Ambasha Ambrosia
I’ll lead with the disclaimer. I have never been to an Ethiopian restaurant or knowingly eaten Ethiopian food prior to making this bread. OK, now that the full disclosure is out of the way, ambasha is fascinating and that is not a descriptor that I’ve ever used for bread. It’s sort of like a pan pizza crust but with a whole lot more going on. I was expecting utilitarian bread since my understanding of Ethiopian is that it is messy finger food and bread is the de facto silverware. It could sure be used for that although it has no trouble standing on its own. Obviously, we have to give Google an assist for all that information. My curiosity piqued, I did a little more Internet snooping and it turns out that injera is the utilitarian form of dabo and ambasha is considered more special in that it is both more flavorful and decorative. I’m sure that you gathered from context that dabo is the Ethiopian equivalent of bread in generic form. I am so cool! I can now speak 3 words of Ethiopian and with just a few more I can go to our local Ethiopian joint and be annoying; I can hardly wait.

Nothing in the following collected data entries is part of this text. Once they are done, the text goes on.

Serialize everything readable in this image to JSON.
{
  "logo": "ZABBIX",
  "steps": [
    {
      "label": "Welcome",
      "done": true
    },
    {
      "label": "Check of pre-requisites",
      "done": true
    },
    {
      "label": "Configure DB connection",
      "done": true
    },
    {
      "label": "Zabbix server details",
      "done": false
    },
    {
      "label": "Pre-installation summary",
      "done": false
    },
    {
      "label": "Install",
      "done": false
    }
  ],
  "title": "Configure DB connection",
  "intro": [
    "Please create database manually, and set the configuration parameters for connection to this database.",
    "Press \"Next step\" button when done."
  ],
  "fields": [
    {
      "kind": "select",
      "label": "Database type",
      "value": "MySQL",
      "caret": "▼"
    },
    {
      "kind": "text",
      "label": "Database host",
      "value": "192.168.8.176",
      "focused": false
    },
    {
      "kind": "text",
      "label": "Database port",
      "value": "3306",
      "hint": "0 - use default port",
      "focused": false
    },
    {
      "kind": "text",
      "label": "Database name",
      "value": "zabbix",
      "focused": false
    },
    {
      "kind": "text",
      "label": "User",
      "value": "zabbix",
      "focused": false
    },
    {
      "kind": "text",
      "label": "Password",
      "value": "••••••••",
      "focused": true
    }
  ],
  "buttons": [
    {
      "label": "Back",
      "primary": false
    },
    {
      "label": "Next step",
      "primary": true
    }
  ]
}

This was one of those unusual or ethnic recipes that you find once and then every other site that references the dish in question has the exact and I mean truly exact, same recipe. I hate it when that happens! Amazingly, this most frequently plagiarized recipe was in almost unusable form. You would think that the bandits would at least make an effort to clean it up a bit but nooooo. Well, I have and I made a few adjustments to what must have been typos because if you put the quantity of cayenne in the basted topping as the much copied version called for there would be no hell worse than the digestive agony that you would endure. They also had the bread and topping ingredients mixed up in their list so you had to guess or deduce what went where. The way I figure it my alterations make this my own and so while I certainly received inspiration from whoever the hell published this first, it’s all mine now.

Ambasha
For the bread
1 Tbs – active dry yeast
1/4 cup – warm water
2 Tbs – ground coriander
1/8 tsp – cinnamon
1/2 tsp – white pepper
1 tsp – toasted ground fenugreek
2 tsp – salt
1/3 cup – vegetable oil
1 1/4 cup – lukewarm water
5 cups – unbleached flour
rehydrate the yeast in 1/4 cup warm water for 10 minutes. Add the coriander, cinnamon, white pepper, fenugreek, salt, 1/3 cup oil and lukewarm water. Thoroughly mix. Add the flour a little at a time and work the dough once a ball has formed. keep adding the flour and working the dough until all has been added and the dough is smooth and beginning to rise. This will take around 10 minutes depending on your room temperature. Break off enough dough to roll in your palms to make a 1 inch diameter ball, reserve. Spread the remaining dough onto an ungreased baking tray in a circular shape. A pizza pan works well for this. You want the diameter of the circle to be 10 to 12 inches. Score the dough in three or four concentric circles and then overlay those with 8 wheel spoke scores. Place the 1 inch dough ball in the middle of the wheel, cover and let rise for 1 hour. Preheat oven to 350 F and bake for 1 hour or until the top is GBD. The Food Network may be crap now, but Alton’s golden brown and delicious will live forever!
For the Baste/topping
1 tsp – cayenne
1/4 tsp – ground ginger
1 pinch – ground clove
1 tsp – ground cardamom
2 Tbs – olive oil
Combine in a small bowl and brush on the bread while still warm.






1:11 pm
john_houston says:
As insurance against having my post linger without a comment, I will make one! I didn’t discover that concentric circles were standard ambasha decoration until I cruised the Internet for this post. The sucky plagiarized recipe just mentioned the spokes so my ambasha is score challenged, bummer.
8:36 am
Laura_Denver says:
Very interesting! I’ve never had any Ethiopian bread except the injera that we get at the local restaurants here. This looks really delicious and as a loyal lover of baking bread, I will be trying this soon!
6:04 am
kathy says:
This bread had a complexity that was surprising, even after watching the flour/spice explosion of the neophyte baker. The internal texture of the bread was dense and flavorful, while the topping, although thin, was very spicy. This would be a good bread for coffee break time or a lunch of vegetable soup!!
11:12 am
erin says:
First, this looks quite tasty and I definitely want to try making it. Second, I find it highly amusing that as a “non-baker” you choose the most elaborately unusual baked goods, such as your first attempt at a birthday cake being tres leches. So proud.